Colonel Golcher said the pacification program was not started by the US. When the writer asked the colonel whether it was US-inspired, given its similarity to the pacification plans used in Vietnam, the head US military adviser in the area , who was present during the interview, looked at Golcher and shook his head.
Golcher then said, ''No, this plan was not initiated by the US.'' He continued: ''Naturally we use the experience of Vietnam. This is a new field for us and it makes sense to use their experience.
''But there is a difference. In Vietnam, the Americans had to create an infrastructure and develop it. Here it already exists and it is directed by Salvadoreans.''
By the government's assessment, there are encouraging signs of success in their 90-day-old campaign. The main road to San Vicente is no longer littered with power poles downed by the guerrillas, and electricity has been restored to parts of the province.
Instead of concentrating large numbers of troops in garrisons, the armed forces have sent out small, night patrols to ambush the guerrillas. Colonel Golcher says that before the operation began, there were about 1,200 guerrillas. Today there are ''probably 300,'' he says.
''San Vicente is under control of the armed forces,'' Colonel Golcher says confidently.
There are indications, however, that the military's assessment may be overstated. On Aug. 26, guerrillas blew out power lines that blacked out San Salvador, San Vicente, and three other eastern provinces.
Further, the government itself has reported no major battles with the guerrillas.
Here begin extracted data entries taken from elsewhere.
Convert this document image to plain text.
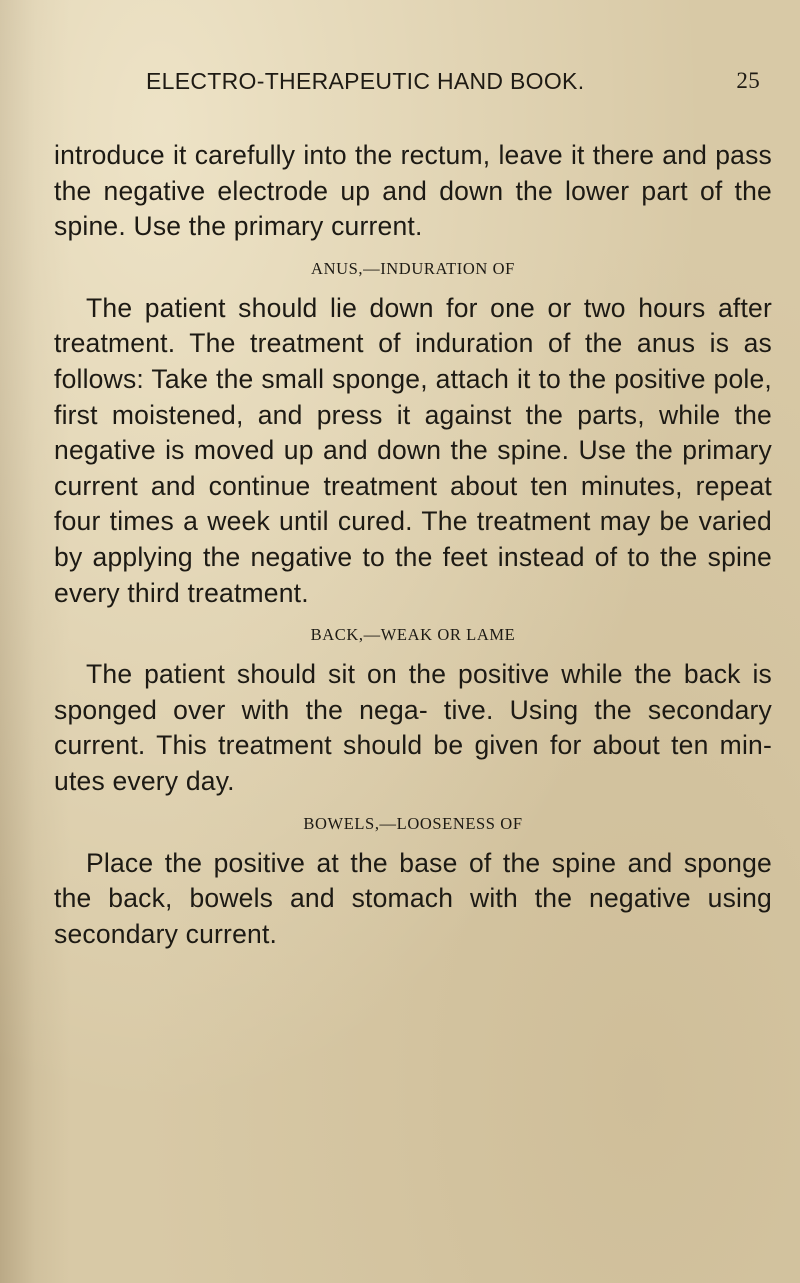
ELECTRO-THERAPEUTIC HAND BOOK.	25

introduce it carefully into the rectum, leave it there and pass the negative electrode up and down the lower part of the spine. Use the primary current.

ANUS,—INDURATION OF

The patient should lie down for one or two hours after treatment. The treatment of induration of the anus is as follows: Take the small sponge, attach it to the positive pole, first moistened, and press it against the parts, while the negative is moved up and down the spine. Use the primary current and continue treatment about ten minutes, repeat four times a week until cured. The treatment may be varied by applying the negative to the feet instead of to the spine every third treatment.

BACK,—WEAK OR LAME

The patient should sit on the positive while the back is sponged over with the nega- tive. Using the secondary current. This treatment should be given for about ten min- utes every day.

BOWELS,—LOOSENESS OF

Place the positive at the base of the spine and sponge the back, bowels and stomach with the negative using secondary current.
The largest number of guerrillas killed in any one San Vicente encounter was 10 according to Colonel Golcher.
''We did capture five wounded guerrillas in another battle,'' he added, appearing somewhat apologetic.
The military also has not succeeded in its attempt to split the Faribundo Marti National Liberation Front (FMLN) or its political counterpart, the Revolutionary Democratic Front (FDR), although they consist of numerous separate groups. Both Golcher and another colonel, Domingo Monterrosa of the quick-reaction Atlacatl Battalion, admitted no success in this realm.
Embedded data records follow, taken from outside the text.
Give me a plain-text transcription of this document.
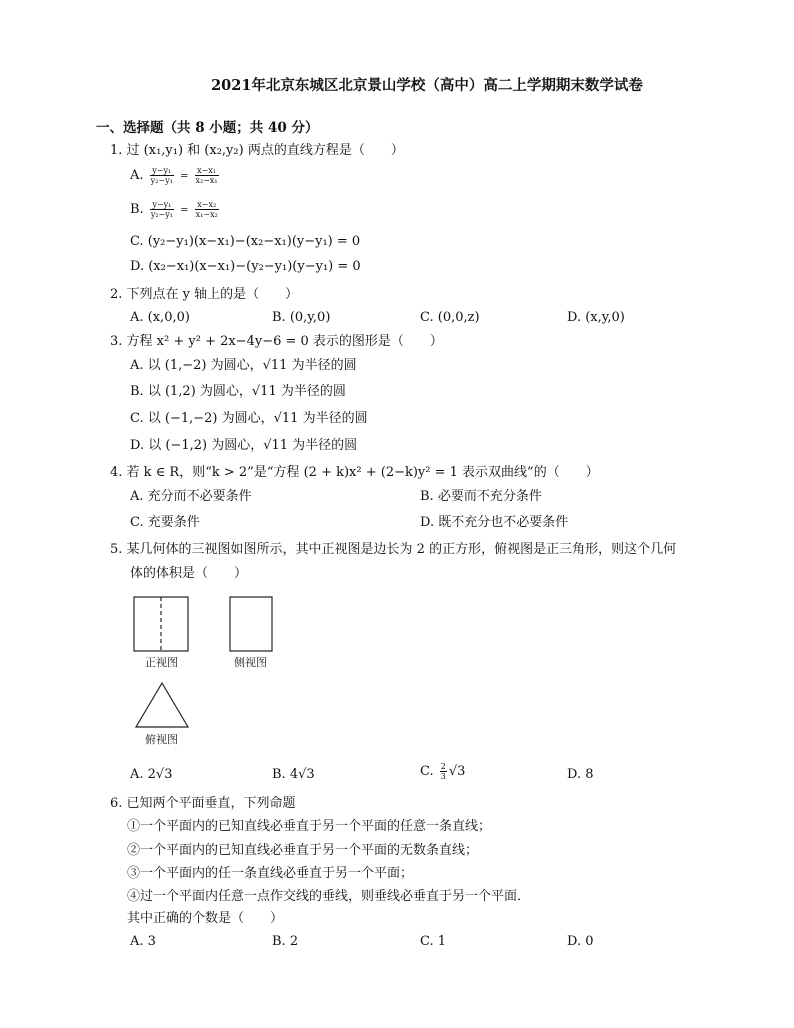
2021年北京东城区北京景山学校（高中）高二上学期期末数学试卷
一、选择题（共 8 小题；共 40 分）
1. 过 (x₁,y₁) 和 (x₂,y₂) 两点的直线方程是（　　）
A. $\frac{\text{y−y₁}}{\text{y₂−y₁}} = \frac{\text{x−x₁}}{\text{x₂−x₁}}$
B. $\frac{\text{y−y₁}}{\text{y₂−y₁}} = \frac{\text{x−x₂}}{\text{x₁−x₂}}$
C. (y₂−y₁)(x−x₁)−(x₂−x₁)(y−y₁) = 0
D. (x₂−x₁)(x−x₁)−(y₂−y₁)(y−y₁) = 0
2. 下列点在 y 轴上的是（　　）
A. (x,0,0)	B. (0,y,0)	C. (0,0,z)	D. (x,y,0)
3. 方程 x² + y² + 2x−4y−6 = 0 表示的图形是（　　）
A. 以 (1,−2) 为圆心，√11 为半径的圆
B. 以 (1,2) 为圆心，√11 为半径的圆
C. 以 (−1,−2) 为圆心，√11 为半径的圆
D. 以 (−1,2) 为圆心，√11 为半径的圆
4. 若 k ∈ R，则“k > 2”是“方程 (2 + k)x² + (2−k)y² = 1 表示双曲线”的（　　）
A. 充分而不必要条件	B. 必要而不充分条件
C. 充要条件	D. 既不充分也不必要条件
5. 某几何体的三视图如图所示，其中正视图是边长为 2 的正方形，俯视图是正三角形，则这个几何
体的体积是（　　）
正视图	侧视图
俯视图
A. 2√3	B. 4√3	C. $\frac{2}{3} √3$	D. 8
6. 已知两个平面垂直，下列命题
①一个平面内的已知直线必垂直于另一个平面的任意一条直线；
②一个平面内的已知直线必垂直于另一个平面的无数条直线；
③一个平面内的任一条直线必垂直于另一个平面；
④过一个平面内任意一点作交线的垂线，则垂线必垂直于另一个平面．
其中正确的个数是（　　）
A. 3	B. 2	C. 1	D. 0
''Considering their internal differences,'' Golcher said, ''they have worked as a united front since 1980 as the FMLN.''
Guerrillas, however, scoff at the government's claims of success in San Vicente. A representative of the FMLN-FDR in Mexico City says the operation is mainly military.
The government, he says, is not aiding the people or rebuilding the economy. He charges that the government is using military force to terrorize the population. ''The army hasn't been killing guerrillas, but only our mass supporters among the peasants,'' he stated.
''There has been a dispersal in San Vicente, but the guerrillas will come back,'' said the representative.
He confirmed that before the offensive there were approximately 1,200 guerrillas in San Vicente, but laughed when told of government claims that today there are only 300.
''While some may have left for neighboring provinces, there are about the same number of guerrillas in the province as before,'' he said.
''It is normal for there to be food shortages, even without army offensive,'' he adds.
The guerrillas are apparently playing a waiting game. They say that the army cannot keep up the pressure in San Vicente.
The rebel spokesman said, ''The army doesn't have the numbers or the strength to maintain its offensive. To maintain the offensive, the army must double or more its forces. That's why they have a military draft and are speeding up training by the US.
''We don't have liberated zones,'' he explained, referring to the guerrilla strategy of holding certain areas against any government attack. ''We have zones of control,'' areas in which the army can enter but cannot effectively control politically or militarily.
The FMLN-FDR did admit that it plans some modification in tactics to deal with the San Vicente operation. The spokesman says the government is sending in peasant supporters of ORDEN, a group often associated with right-wing death squads, with plans to kill guerrilla supporters. The FMLN-FDR plans to arm its own supporters.
The guerrillas seem quite confident the government's current offensive will fail. He claims that as a result of their own offensive last fall, guerrilla troop strength increased from 6,000 last summer to 7,000 to 8,000 today.